By Stover E. Harger III, Columbian neighborhood news coordinator

Published:

 

She might not know much about cooking — yet — but the 9-year-old has perfected being a kid.

Sophie Albright of Vancouver shared her youthful point-of-view during the creation of the "The Cultured Chef: An International Cookbook for Kids," which recently received nearly $10,700 from 178 investors in a monthlong Kickstarter campaign. Goops Unlimited, a small Battle Ground-based publisher, produced the cookbook, written by Nicholas Beatty and illustrated by Coleen McIntyre. It's set for release in late October.

Sophie is featured in the book as a child correspondent, sharing her perspective on various recipes and activities based on cuisines from around the world, which is all meant to broaden the food horizons of children. She'll also star in video clips that are planned to be included on a disc packaged with the 100-page cookbook.

While she's open to trying new cuisines, Sophie does draw the line somewhere. In helping with the book, she learned at least one recipe wasn't meant for her palate: an avocado smoothie.

"I did not like that one," she said. "It tastes like honey, but with avocados."

Sophie preferred whipping up a watermelon smoothie and Moroccan-themed ceviche, even though she had trouble pronouncing the latter dish.

Despite learning about the foods of the world in the last few months, Sophie isn't at the point of whipping up duck a l'orange or beef wellington.
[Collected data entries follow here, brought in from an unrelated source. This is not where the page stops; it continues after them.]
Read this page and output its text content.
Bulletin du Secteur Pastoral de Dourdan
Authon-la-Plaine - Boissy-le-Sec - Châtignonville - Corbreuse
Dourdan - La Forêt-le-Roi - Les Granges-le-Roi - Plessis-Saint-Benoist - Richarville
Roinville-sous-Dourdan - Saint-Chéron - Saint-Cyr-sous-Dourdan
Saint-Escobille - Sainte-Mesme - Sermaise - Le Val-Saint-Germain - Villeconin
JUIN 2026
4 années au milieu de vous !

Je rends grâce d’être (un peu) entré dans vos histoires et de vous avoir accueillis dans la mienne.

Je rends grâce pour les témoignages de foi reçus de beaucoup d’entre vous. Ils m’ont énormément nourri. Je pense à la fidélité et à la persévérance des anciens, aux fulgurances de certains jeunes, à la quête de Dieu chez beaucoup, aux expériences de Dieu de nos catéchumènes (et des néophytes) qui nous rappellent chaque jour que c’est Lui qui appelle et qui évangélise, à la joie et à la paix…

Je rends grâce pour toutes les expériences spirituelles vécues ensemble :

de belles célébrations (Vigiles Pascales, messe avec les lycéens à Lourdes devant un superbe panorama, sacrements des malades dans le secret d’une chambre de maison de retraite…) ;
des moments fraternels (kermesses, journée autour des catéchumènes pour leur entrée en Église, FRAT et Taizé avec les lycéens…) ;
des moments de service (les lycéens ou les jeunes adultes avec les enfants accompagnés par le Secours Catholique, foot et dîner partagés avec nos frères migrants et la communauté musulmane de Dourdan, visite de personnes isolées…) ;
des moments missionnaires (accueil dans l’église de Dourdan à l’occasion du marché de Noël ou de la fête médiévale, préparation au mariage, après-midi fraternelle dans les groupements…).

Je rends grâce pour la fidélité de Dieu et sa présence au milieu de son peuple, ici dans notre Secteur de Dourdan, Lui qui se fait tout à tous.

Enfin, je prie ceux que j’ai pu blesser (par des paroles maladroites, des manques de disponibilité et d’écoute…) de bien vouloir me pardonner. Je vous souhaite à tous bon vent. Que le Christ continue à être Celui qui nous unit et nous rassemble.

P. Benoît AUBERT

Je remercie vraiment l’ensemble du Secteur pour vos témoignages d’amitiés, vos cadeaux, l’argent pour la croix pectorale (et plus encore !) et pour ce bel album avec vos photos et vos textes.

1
She's a fledging chef, but she's also still a kid.

"I like making pancakes because they are really simple," she said.

Sophie first got involved with Goops Unlimited a few years back when Beatty was preparing another kids cookbook, "Baking With Friends." Her mom, Erika Albright, said she answered a casting call looking for elementary school kids to be a part of promotional video clips. Since then, Erika said her daughter's natural charisma led the family to begin pursuing other modeling and acting opportunities. A few have paid modestly, but mostly the gigs are to gain experience, Erika said.

"I'm so appreciative we were able to be at the right spot to be a part of (the books)," she said.

Since the cookbook was a grass-roots effort, the mother and daughter helped with moneymaking efforts, including hosting a July 17 fundraiser at YogurtTime in Uptown Village. They feel like team players in helping getting the books made.

"We've been able to link arms and run alongside them," Erika said.